In 2007, a Scottish guy told me that I absolutely had to play Gairloch Golf Club, a nine-hole links course in an isolated village on the country’s west coast. Gairloch was a solid hour and a half out of my way, but he insisted. So I went.

I’m glad I did, in part because the drive—through the desolate mountains of Wester Ross and along the southwestern shore of Loch Maree, on a road that sometimes narrowed to a single lane—was beautiful:

I got a room at a small hotel on Gairloch’s harbor, and was awakened during the night by what sounded like a hundred-year typhoon lashing against my window. In the morning, the BBC said that the weather that day would be pretty good in all of Scotland except the part where I happened to be, for which the forecast was “heavy rain” and “gales.”

I drove through both on my way to the golf course, a short distance down the coast road, and found the parking lot empty and the clubhouse locked. So I zipped up my rain suit, let myself through the gate, and teed off alone.

Gairloch is just nine holes, and six of the nine are par-threes, and you have to go around three times to push your golfometer past six thousand yards, but it’s a wonderful course and I’m not a bit sorry I went to so much trouble to play it, even in driving rain. (How’s that for a recommendation?)

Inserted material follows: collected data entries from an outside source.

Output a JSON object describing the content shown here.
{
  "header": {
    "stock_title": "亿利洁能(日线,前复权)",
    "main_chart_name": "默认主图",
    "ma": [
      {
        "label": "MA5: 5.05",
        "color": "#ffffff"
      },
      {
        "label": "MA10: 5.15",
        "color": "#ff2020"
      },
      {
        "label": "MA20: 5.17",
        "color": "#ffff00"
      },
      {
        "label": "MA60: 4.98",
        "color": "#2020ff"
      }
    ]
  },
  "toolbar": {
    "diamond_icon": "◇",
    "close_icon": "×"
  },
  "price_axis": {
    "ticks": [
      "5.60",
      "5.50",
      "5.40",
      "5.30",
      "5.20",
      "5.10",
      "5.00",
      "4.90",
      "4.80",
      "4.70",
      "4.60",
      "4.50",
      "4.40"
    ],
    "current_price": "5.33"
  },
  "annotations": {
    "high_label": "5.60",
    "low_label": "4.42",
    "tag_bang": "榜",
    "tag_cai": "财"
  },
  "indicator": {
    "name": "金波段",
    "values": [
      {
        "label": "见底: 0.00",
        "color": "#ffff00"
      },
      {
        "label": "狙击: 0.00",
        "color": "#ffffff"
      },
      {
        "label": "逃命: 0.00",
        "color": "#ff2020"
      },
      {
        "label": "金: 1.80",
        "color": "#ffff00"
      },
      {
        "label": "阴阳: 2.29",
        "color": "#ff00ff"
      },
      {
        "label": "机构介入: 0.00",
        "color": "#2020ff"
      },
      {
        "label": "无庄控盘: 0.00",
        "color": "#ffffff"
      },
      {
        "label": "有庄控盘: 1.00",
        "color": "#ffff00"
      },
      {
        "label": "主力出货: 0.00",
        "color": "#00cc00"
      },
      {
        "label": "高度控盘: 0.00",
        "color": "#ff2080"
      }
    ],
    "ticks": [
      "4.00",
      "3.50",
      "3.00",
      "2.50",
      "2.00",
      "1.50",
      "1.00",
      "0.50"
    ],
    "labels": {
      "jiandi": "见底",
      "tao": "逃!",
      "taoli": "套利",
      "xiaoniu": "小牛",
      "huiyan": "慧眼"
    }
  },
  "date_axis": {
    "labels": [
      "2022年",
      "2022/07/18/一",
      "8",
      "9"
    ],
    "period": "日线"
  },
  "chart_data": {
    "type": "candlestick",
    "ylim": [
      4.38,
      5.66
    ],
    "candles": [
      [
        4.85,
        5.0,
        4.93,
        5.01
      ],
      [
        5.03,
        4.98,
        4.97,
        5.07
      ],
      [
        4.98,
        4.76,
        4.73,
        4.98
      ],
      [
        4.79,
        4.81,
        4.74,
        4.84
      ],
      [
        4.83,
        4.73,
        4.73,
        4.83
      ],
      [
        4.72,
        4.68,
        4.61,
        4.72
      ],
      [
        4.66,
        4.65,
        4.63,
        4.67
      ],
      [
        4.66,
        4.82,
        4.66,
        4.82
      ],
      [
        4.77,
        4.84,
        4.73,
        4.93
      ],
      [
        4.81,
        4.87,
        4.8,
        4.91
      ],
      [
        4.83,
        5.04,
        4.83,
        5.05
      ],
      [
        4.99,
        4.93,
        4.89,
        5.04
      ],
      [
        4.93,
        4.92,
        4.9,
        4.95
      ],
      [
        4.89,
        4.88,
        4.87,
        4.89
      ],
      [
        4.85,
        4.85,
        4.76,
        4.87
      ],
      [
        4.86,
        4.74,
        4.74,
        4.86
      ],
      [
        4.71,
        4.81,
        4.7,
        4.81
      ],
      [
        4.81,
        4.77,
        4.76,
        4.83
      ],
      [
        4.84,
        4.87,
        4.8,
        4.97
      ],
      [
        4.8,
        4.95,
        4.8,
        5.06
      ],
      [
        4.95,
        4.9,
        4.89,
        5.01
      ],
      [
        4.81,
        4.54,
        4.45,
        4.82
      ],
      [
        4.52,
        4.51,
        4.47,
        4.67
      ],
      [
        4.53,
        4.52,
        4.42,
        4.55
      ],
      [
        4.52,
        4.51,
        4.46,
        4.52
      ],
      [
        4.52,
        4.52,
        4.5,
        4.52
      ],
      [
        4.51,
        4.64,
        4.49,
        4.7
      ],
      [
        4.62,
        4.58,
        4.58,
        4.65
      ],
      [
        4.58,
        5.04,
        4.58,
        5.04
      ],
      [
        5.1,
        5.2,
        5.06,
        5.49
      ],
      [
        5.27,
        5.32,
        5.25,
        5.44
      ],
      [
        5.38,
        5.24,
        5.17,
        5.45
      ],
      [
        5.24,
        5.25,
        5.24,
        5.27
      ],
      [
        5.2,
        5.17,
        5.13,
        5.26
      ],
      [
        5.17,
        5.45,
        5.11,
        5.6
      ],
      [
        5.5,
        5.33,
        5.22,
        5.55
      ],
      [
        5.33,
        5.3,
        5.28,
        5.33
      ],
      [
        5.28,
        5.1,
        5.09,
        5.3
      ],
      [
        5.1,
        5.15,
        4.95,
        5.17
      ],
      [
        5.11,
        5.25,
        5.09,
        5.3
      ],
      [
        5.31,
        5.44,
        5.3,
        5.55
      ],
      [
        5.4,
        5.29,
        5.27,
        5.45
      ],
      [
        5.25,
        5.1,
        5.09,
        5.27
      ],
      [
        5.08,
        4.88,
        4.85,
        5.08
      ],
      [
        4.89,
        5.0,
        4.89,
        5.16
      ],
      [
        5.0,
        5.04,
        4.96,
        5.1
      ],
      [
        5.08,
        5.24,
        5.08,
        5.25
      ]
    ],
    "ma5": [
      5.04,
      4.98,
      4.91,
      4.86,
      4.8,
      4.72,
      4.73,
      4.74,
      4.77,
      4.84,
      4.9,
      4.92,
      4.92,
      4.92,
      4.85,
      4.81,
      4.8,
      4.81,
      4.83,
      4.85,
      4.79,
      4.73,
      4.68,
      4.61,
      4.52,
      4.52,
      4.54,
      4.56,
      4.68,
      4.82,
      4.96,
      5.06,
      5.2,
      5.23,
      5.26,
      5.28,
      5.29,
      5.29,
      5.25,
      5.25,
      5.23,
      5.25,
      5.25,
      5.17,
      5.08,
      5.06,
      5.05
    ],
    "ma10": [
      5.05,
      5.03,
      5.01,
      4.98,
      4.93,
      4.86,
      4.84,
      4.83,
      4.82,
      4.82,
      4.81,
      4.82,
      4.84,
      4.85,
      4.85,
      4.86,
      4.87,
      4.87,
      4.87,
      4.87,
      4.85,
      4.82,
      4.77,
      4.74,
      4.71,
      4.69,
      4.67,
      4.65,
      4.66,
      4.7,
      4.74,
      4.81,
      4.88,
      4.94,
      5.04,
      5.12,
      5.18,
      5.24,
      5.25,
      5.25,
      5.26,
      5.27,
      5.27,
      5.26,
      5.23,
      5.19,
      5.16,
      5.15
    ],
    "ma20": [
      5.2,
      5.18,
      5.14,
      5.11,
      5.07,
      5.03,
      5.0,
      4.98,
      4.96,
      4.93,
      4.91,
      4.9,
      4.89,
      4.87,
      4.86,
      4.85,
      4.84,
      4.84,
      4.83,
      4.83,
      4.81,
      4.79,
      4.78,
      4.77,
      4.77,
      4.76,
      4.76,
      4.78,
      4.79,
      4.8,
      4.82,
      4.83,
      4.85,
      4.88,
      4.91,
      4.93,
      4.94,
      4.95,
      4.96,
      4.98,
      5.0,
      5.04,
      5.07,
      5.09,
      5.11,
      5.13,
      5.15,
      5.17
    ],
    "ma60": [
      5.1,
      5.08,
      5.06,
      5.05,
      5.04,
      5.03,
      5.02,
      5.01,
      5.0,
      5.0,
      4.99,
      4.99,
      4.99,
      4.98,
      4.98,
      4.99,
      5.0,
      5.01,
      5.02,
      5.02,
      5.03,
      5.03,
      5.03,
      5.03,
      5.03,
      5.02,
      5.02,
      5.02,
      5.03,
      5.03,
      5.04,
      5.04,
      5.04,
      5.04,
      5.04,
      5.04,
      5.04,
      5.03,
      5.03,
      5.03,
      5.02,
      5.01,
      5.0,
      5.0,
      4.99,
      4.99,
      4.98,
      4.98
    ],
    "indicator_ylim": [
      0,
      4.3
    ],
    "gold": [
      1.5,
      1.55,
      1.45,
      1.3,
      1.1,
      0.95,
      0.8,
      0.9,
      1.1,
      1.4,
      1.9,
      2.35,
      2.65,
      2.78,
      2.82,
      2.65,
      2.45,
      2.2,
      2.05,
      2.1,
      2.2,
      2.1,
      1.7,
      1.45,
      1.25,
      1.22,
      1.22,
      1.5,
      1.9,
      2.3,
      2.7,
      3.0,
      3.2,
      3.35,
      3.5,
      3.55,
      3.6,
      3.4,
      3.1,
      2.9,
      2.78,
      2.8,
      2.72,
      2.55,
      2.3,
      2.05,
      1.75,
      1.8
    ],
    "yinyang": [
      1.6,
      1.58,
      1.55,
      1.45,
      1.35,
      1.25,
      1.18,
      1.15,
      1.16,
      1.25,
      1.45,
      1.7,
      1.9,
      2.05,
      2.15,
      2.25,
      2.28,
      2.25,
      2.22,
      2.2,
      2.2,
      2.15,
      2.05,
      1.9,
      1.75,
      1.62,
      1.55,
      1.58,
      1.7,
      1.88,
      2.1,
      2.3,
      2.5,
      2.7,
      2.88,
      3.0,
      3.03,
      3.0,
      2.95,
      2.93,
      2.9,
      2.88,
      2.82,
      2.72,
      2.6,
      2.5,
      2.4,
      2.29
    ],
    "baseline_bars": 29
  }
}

To get to the medal tee on the eighth/seventeenth, the course’s sole par-five, you climb a slippery path up the rocks to a spot from which you can see the course, the clubhouse, the town, the mountains, the harbor, and (I think) the isle of Skye, among other stirring sights.

And the hole’s a corker, too.

A club employee had arrived by the time I finished my first nine. I watched her raise the Gairloch flag in a wind that was almost strong enough to rip it from the pole, then made breakfast of a couple of candy bars from the golf shop. Then I played nine more holes, returned to my hotel, took a hot shower, and checked out.